February 05 2009
For the first time the Constitutional Court has upheld the constitutionality of the rule in Article 494(j) of the Code of Procedure that allows the dilatory exception of breach of the arbitration agreement.(1) Such an objection may be enforceable against a party that is in a situation of supervening financial hardship which entitles it to legal aid (where the dispute relates to facts to which the party's situation may be attributable).
Portugal's higher courts have considered this question before.(2) However, this is the first case in which the Constitutional Court has reviewed a commercial arbitration issue. The problem revolves around the principle that one party to an arbitration agreement may not be required to bear all of the costs associated with setting up and conducting arbitral proceedings.

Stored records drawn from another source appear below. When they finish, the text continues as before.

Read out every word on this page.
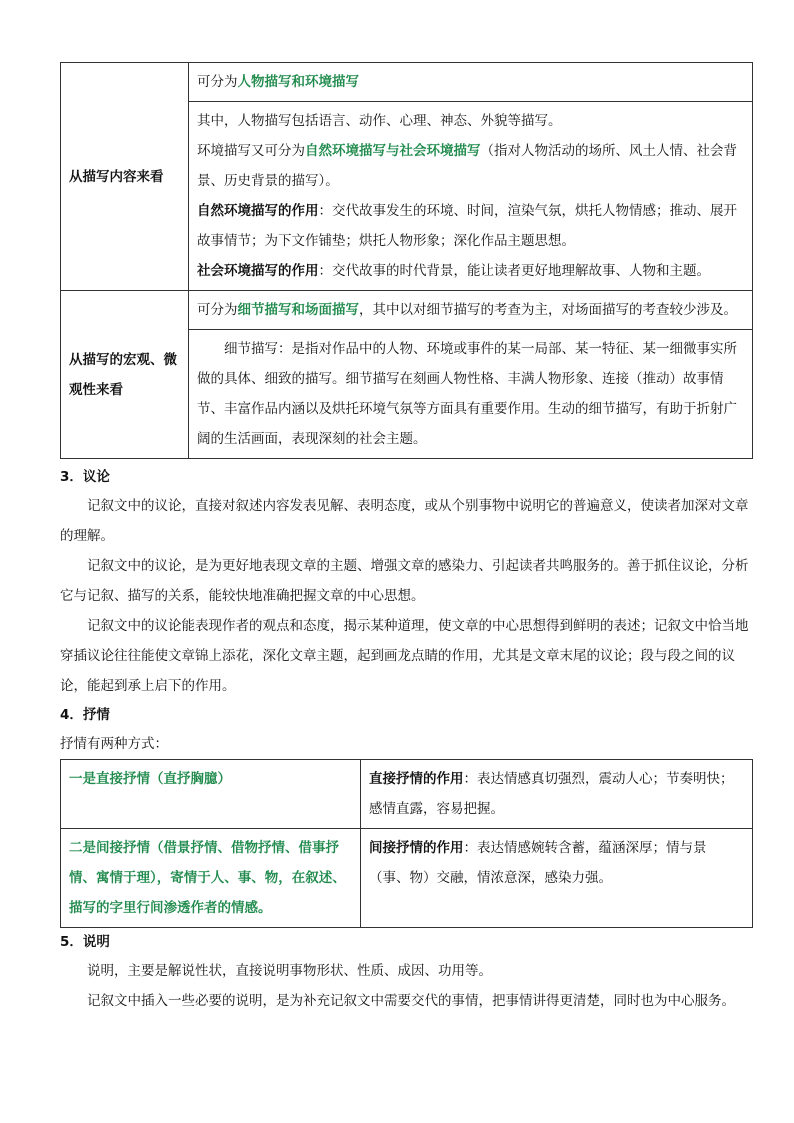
从描写内容来看	可分为人物描写和环境描写

	其中，人物描写包括语言、动作、心理、神态、外貌等描写。

环境描写又可分为自然环境描写与社会环境描写（指对人物活动的场所、风土人情、社会背景、历史背景的描写）。

自然环境描写的作用：交代故事发生的环境、时间，渲染气氛，烘托人物情感；推动、展开故事情节；为下文作铺垫；烘托人物形象；深化作品主题思想。

社会环境描写的作用：交代故事的时代背景，能让读者更好地理解故事、人物和主题。

从描写的宏观、微观性来看	可分为细节描写和场面描写，其中以对细节描写的考查为主，对场面描写的考查较少涉及。

	细节描写：是指对作品中的人物、环境或事件的某一局部、某一特征、某一细微事实所做的具体、细致的描写。细节描写在刻画人物性格、丰满人物形象、连接（推动）故事情节、丰富作品内涵以及烘托环境气氛等方面具有重要作用。生动的细节描写，有助于折射广阔的生活画面，表现深刻的社会主题。

3．议论

记叙文中的议论，直接对叙述内容发表见解、表明态度，或从个别事物中说明它的普遍意义，使读者加深对文章的理解。

记叙文中的议论，是为更好地表现文章的主题、增强文章的感染力、引起读者共鸣服务的。善于抓住议论，分析它与记叙、描写的关系，能较快地准确把握文章的中心思想。

记叙文中的议论能表现作者的观点和态度，揭示某种道理，使文章的中心思想得到鲜明的表述；记叙文中恰当地穿插议论往往能使文章锦上添花，深化文章主题，起到画龙点睛的作用，尤其是文章末尾的议论；段与段之间的议论，能起到承上启下的作用。

4．抒情

抒情有两种方式：

一是直接抒情（直抒胸臆）	直接抒情的作用：表达情感真切强烈，震动人心；节奏明快；感情直露，容易把握。
二是间接抒情（借景抒情、借物抒情、借事抒情、寓情于理），寄情于人、事、物，在叙述、描写的字里行间渗透作者的情感。	间接抒情的作用：表达情感婉转含蓄，蕴涵深厚；情与景（事、物）交融，情浓意深，感染力强。

5．说明

说明，主要是解说性状，直接说明事物形状、性质、成因、功用等。

记叙文中插入一些必要的说明，是为补充记叙文中需要交代的事情，把事情讲得更清楚，同时也为中心服务。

The court upheld the private autonomy principle at constitutional level and recognized the existence and validity of arbitration tribunals (as does the Constitution). However, the court clarified that these principles should not be considered independently of other values enshrined in the Constitution. Where constitutional values conflict, the court must strike an appropriate balance between the interests at stake.
One of the parties to an arbitration agreement was in difficult financial circumstances and had been granted legal aid to bring its case before the courts. When served in the case, the counterparty claimed for breach of the arbitration agreement, as the parties had agreed to arbitrate disputes arising from the contract in question.
The court saw the question as one of conflicting rights. Respecting the arbitration agreement would leave one of the parties unable to plead its case, which would deny it effective access to justice, whereas granting jurisdiction to the courts would make the parties' agreement ineffective. The court found that the right to plead one's case (ie, the right to access to justice) should prevail.
The court stressed that the specific nature of an arbitration agreement makes it less significant than other manifestations of the principle of private autonomy. The court clarified that in concluding the agreement, the parties had decided merely to opt for an alternative jurisdiction. This demonstrated the ancillary nature of the agreement, as the parties' substantial positions regarding the contract remained unaffected.
Therefore, the court ruled that the article of the code which provides for the dilatory exception of breach of the arbitration agreement is unconstitutional when interpreted in a sense that covers the enforceability of the agreement against a party in supervening financial hardship that entitles the party to legal aid under Article 20 (1) of the Constitution.
In other words, a party that finds itself in a difficult financial situation and is eligible for legal aid in accordance with the relevant law is not obliged to respect an arbitration agreement if this will require it to embark on subsequent proceedings for which no legal support for fees and costs exists (or where no provision is made for such support).
The court's reasoning is simple, although unfavourable to arbitration. However, it is complicated by a recent review of the legal aid regime whereby companies or other collective bodies operating for profit are ineligible for legal aid.(3) Had the case arisen under the new legislation, the company would have been unable to apply for legal aid. Therefore, it seems that the above reasoning would not apply under the new legal criteria, as the company would be unable to meet the costs and fees of either judicial or arbitral proceedings. Thus, the decision is unlikely to jeopardize commercial arbitration, but in view of the delays in access to justice under Portugal's legal system, other cases to which the new legal aid rule does not yet apply are likely to suffer as a result.
For further information on this topic please contact José Miguel Júdice or Joaquim Shearman de Macedo at AM Pereira, Saragga Leal, Oliveira Martins, Judice e Associados - Sociedade De Advogados by telephone (+351 21 319 7300) or by fax (+351 21 319 7400) or by email (email@example.com or firstname.lastname@example.org ).
(2) The decisions of the higher courts on this subject have not always been consistent. Examples of decisions acknowledging the right to litigate in the courts when facing economical hardship that would entitle a party to an arbitration agreement to legal aid include the Supreme Court judgments of January 18 2000 and October 9 2003, and the Lisbon Appeal Court judgments of June 5 2001 and January 17 2006. The Supreme Court judgment of November 28 2002 is an example of the opposing view (ie, that companies are not entitled to breach arbitration agreements on the basis of lack of funds, as companies exist solely for their own profitable ends).